Neil (Neil Bell) and Mandy (Eve Steele) Credit: The Other Richard.
Mandy (Eve Steele) and Neil (Neil Bell) Credit: The Other Richard.
Mandy (Eve Steele) and Neil (Neil Bell) Credit: The Other Richard.

Twelve-year-old Neil is exhilarated by his part in chasing police out of an area during the 1981 Manchester riots. Many years later, he describes his part in those events with pride, after all the police had harassed them with stop and search and the area had been a victim of government action.

But those events were to help shape government policy in ways that would, according to the play, escalate the number of heroin users from about 3,000 to nearly 300,000 in a matter of years.

The Political History of Smack and Crack takes us from one of its early uses on a badly injured woman in 1875 Connecticut to Mandy (Eve Steele) and Neil’s (Neil Bell) addiction to the drug in present day Manchester.

Their stories are shown in short dramatised scenes framed by the narration of the actors constantly stepping outside of character to comment.

There is a lyrical quality to the language, its rhythms enhanced by switching continuously between the voices of Mandy and Neil.

Homeless most of the time, funding their habit by shoplifting and also in Mandy’s case prostitution, their lives seem always in motion.
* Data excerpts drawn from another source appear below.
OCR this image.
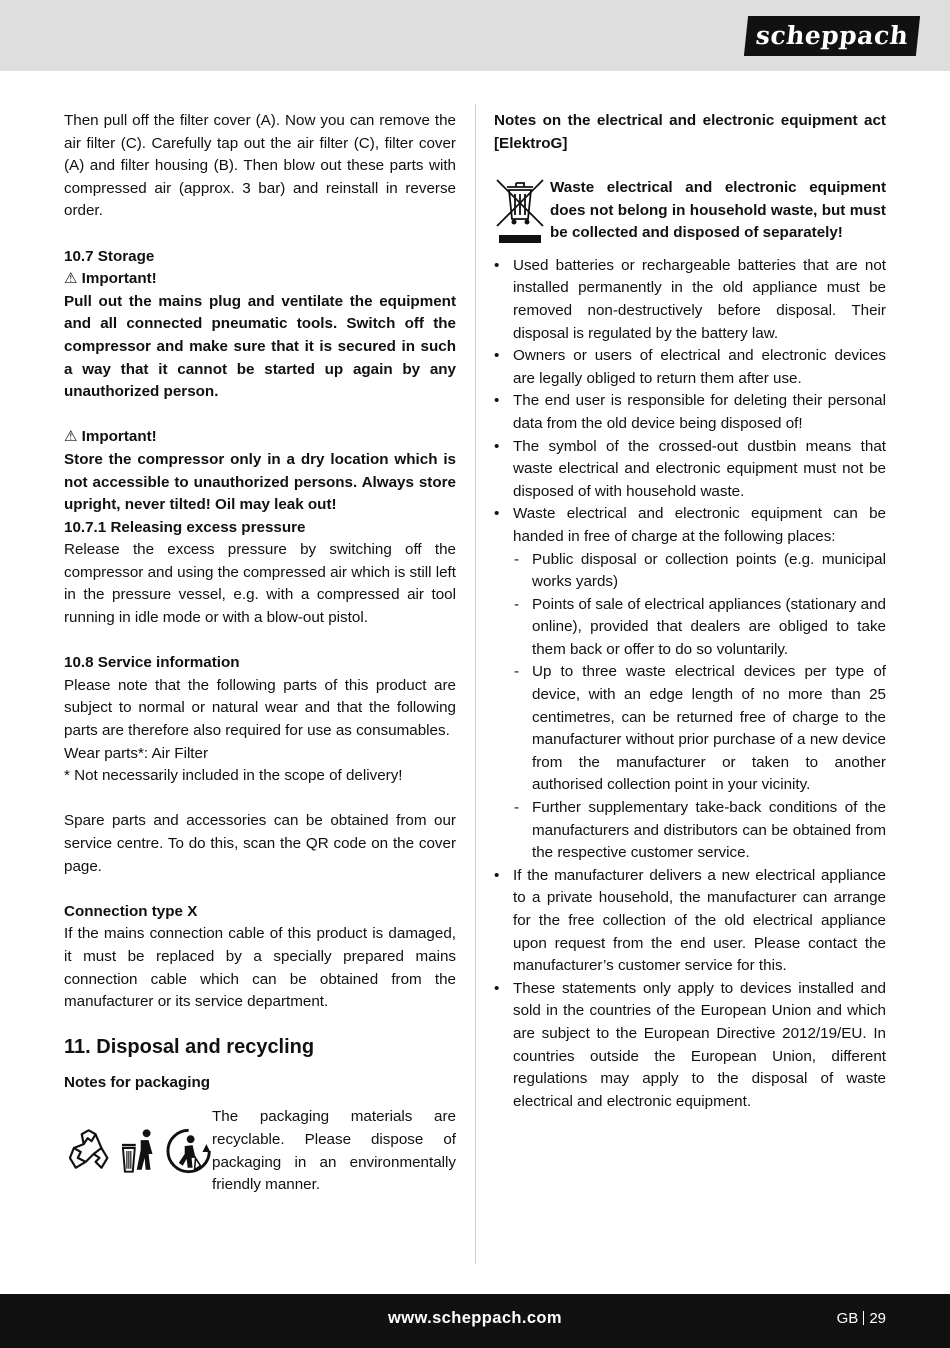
scheppach

Then pull off the filter cover (A). Now you can remove the air filter (C). Carefully tap out the air filter (C), filter cover (A) and filter housing (B). Then blow out these parts with compressed air (approx. 3 bar) and reinstall in reverse order.

10.7 Storage

⚠ Important!

Pull out the mains plug and ventilate the equipment and all connected pneumatic tools. Switch off the compressor and make sure that it is secured in such a way that it cannot be started up again by any unauthorized person.

⚠ Important!

Store the compressor only in a dry location which is not accessible to unauthorized persons. Always store upright, never tilted! Oil may leak out!

10.7.1 Releasing excess pressure

Release the excess pressure by switching off the compressor and using the compressed air which is still left in the pressure vessel, e.g. with a compressed air tool running in idle mode or with a blow-out pistol.

10.8 Service information

Please note that the following parts of this product are subject to normal or natural wear and that the following parts are therefore also required for use as consumables.

Wear parts*: Air Filter

* Not necessarily included in the scope of delivery!

Spare parts and accessories can be obtained from our service centre. To do this, scan the QR code on the cover page.

Connection type X

If the mains connection cable of this product is damaged, it must be replaced by a specially prepared mains connection cable which can be obtained from the manufacturer or its service department.

11. Disposal and recycling
Notes for packaging

The packaging materials are recyclable. Please dispose of packaging in an environmentally friendly manner.

Notes on the electrical and electronic equipment act [ElektroG]

Waste electrical and electronic equipment does not belong in household waste, but must be collected and disposed of separately!

• Used batteries or rechargeable batteries that are not installed permanently in the old appliance must be removed non-destructively before disposal. Their disposal is regulated by the battery law.
• Owners or users of electrical and electronic devices are legally obliged to return them after use.
• The end user is responsible for deleting their personal data from the old device being disposed of!
• The symbol of the crossed-out dustbin means that waste electrical and electronic equipment must not be disposed of with household waste.
• Waste electrical and electronic equipment can be handed in free of charge at the following places:
- Public disposal or collection points (e.g. municipal works yards)
- Points of sale of electrical appliances (stationary and online), provided that dealers are obliged to take them back or offer to do so voluntarily.
- Up to three waste electrical devices per type of device, with an edge length of no more than 25 centimetres, can be returned free of charge to the manufacturer without prior purchase of a new device from the manufacturer or taken to another authorised collection point in your vicinity.
- Further supplementary take-back conditions of the manufacturers and distributors can be obtained from the respective customer service.
• If the manufacturer delivers a new electrical appliance to a private household, the manufacturer can arrange for the free collection of the old electrical appliance upon request from the end user. Please contact the manufacturer’s customer service for this.
• These statements only apply to devices installed and sold in the countries of the European Union and which are subject to the European Directive 2012/19/EU. In countries outside the European Union, different regulations may apply to the disposal of waste electrical and electronic equipment.
www.scheppach.com	GB 29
Mandy is chased by a security guard, they are both chased by police, and Mandy rushes to save the life of someone whose heart has stopped in reaction to drugs.

The horror of what they experience is lightened by a compassionate humour that never loses sight of the seriousness of what we see.

At crucial moments, the narration shifts briefly to the context of a government fear of civil unrest at home and their unofficial support for right-wing forces trying to overthrow the governments in Nicaragua and Afghanistan using drugs to raise funds. A consequence of which was the flood of crack post-1981 into the working class districts of UK cities.

Despite its bleak vision of government culpability in the promotion of crack and the traumatic account of its victims, the play's mood is upbeat and optimistic about the possibilities of individuals recovering from addiction and changing the power structure that created it.

This is one of those performances that brings together imaginative, fluent direction, fine acting and exciting, uplifting writing in such a way that you instantly want to see the show again and again.